Results Here, we present InSilicoSeq 2.0, a software package fully written in Python that is able to simulate realistic Illumina-like sequencing reads for a variety of sequencing machines and assay types. In addition to the existing functionality, InSilicoSeq now supports amplicon- based sequencing and comes with premade error models of various quality levels for MiSeq, HiSeq, NovaSeq and NextSeq sequencing platforms.

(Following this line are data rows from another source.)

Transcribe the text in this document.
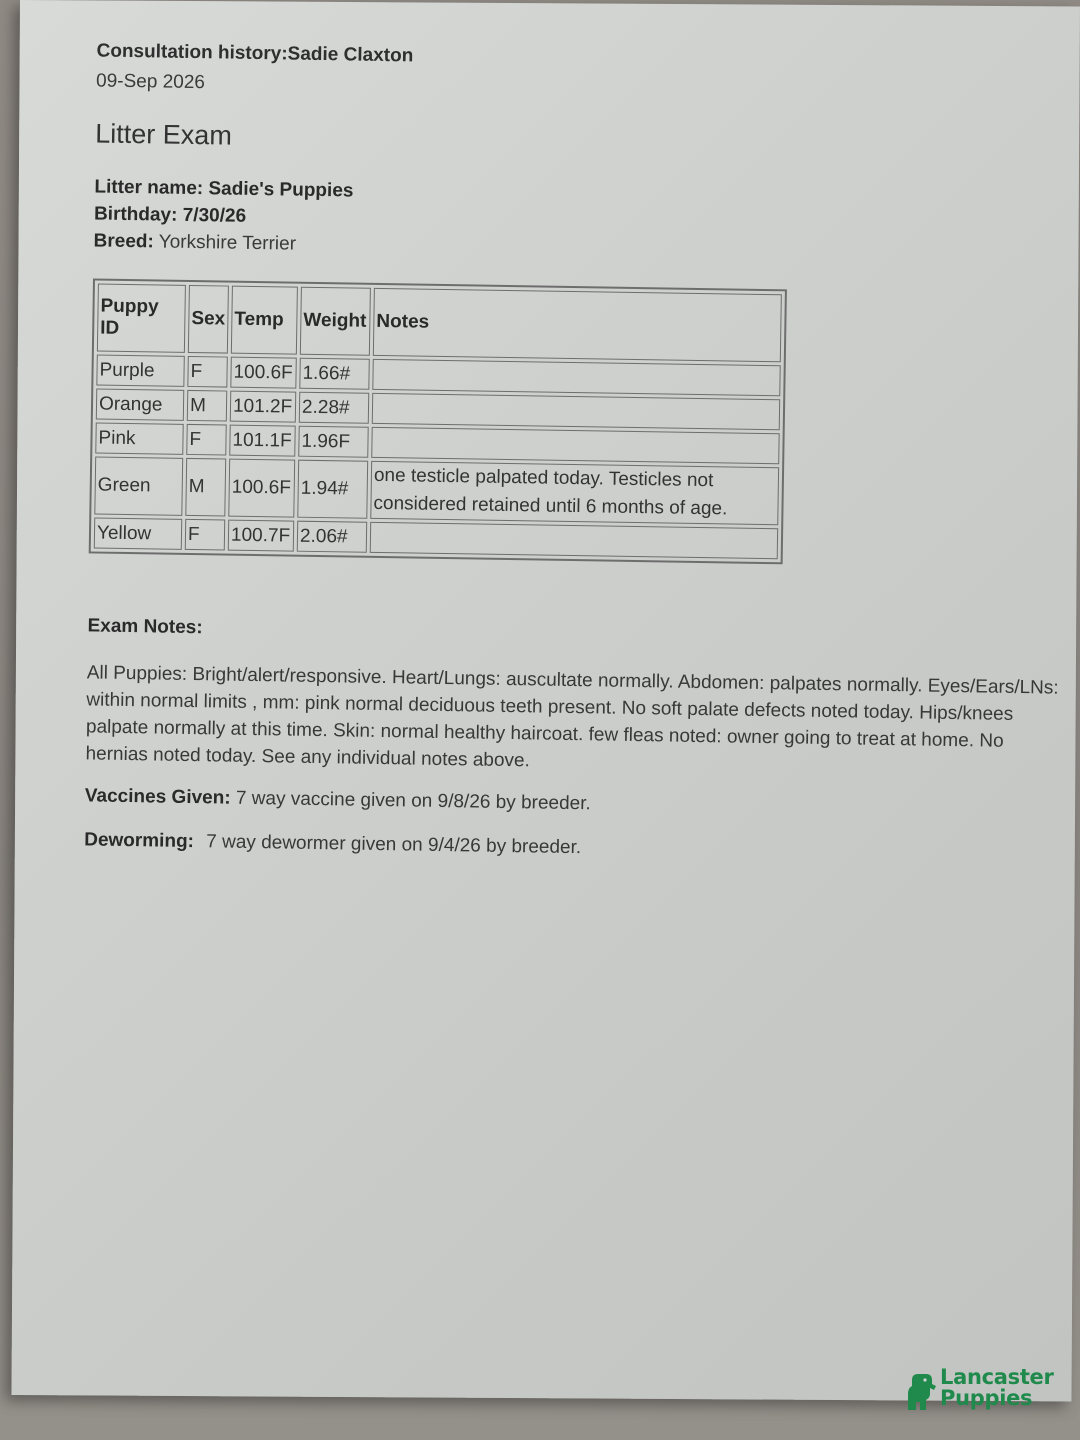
Consultation history:Sadie Claxton

09-Sep 2026

Litter Exam
Litter name: Sadie's Puppies
Birthday: 7/30/26
Breed: Yorkshire Terrier
Puppy ID	Sex	Temp	Weight	Notes
Purple	F	100.6F	1.66#	
Orange	M	101.2F	2.28#	
Pink	F	101.1F	1.96F	
Green	M	100.6F	1.94#	one testicle palpated today. Testicles not considered retained until 6 months of age.
Yellow	F	100.7F	2.06#	
Exam Notes:
All Puppies: Bright/alert/responsive. Heart/Lungs: auscultate normally. Abdomen: palpates normally. Eyes/Ears/LNs: within normal limits , mm: pink normal deciduous teeth present. No soft palate defects noted today. Hips/knees palpate normally at this time. Skin: normal healthy haircoat. few fleas noted: owner going to treat at home. No hernias noted today. See any individual notes above.
Vaccines Given: 7 way vaccine given on 9/8/26 by breeder.
Deworming: 7 way dewormer given on 9/4/26 by breeder.
Lancaster
Puppies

It provides the flexibility to generate custom error models for any short-read sequencing platform from a BAM-file. Furthermore, it has improved computational performance with a reduced memory footprint compared to the original implementation. We demonstrated the novel amplicon sequencing capability by simulating Adaptive Immune Receptor Repertoire (AIRR) reads and show that simulated reads closely resemble the PHRED-scores of actual sequencing data. InSilicoSeq 2.0 generated 15 million amplicon based paired-end reads in under an hour at a total cost of €4.3e-05 per million bases advocating for testing experimental designs through simulations prior to actual sequencing.
Availability Source-code is freely available under the MIT licence at https://github.com/HadrienG/InSilicoSeq
Competing Interest Statement
The authors have declared no competing interest.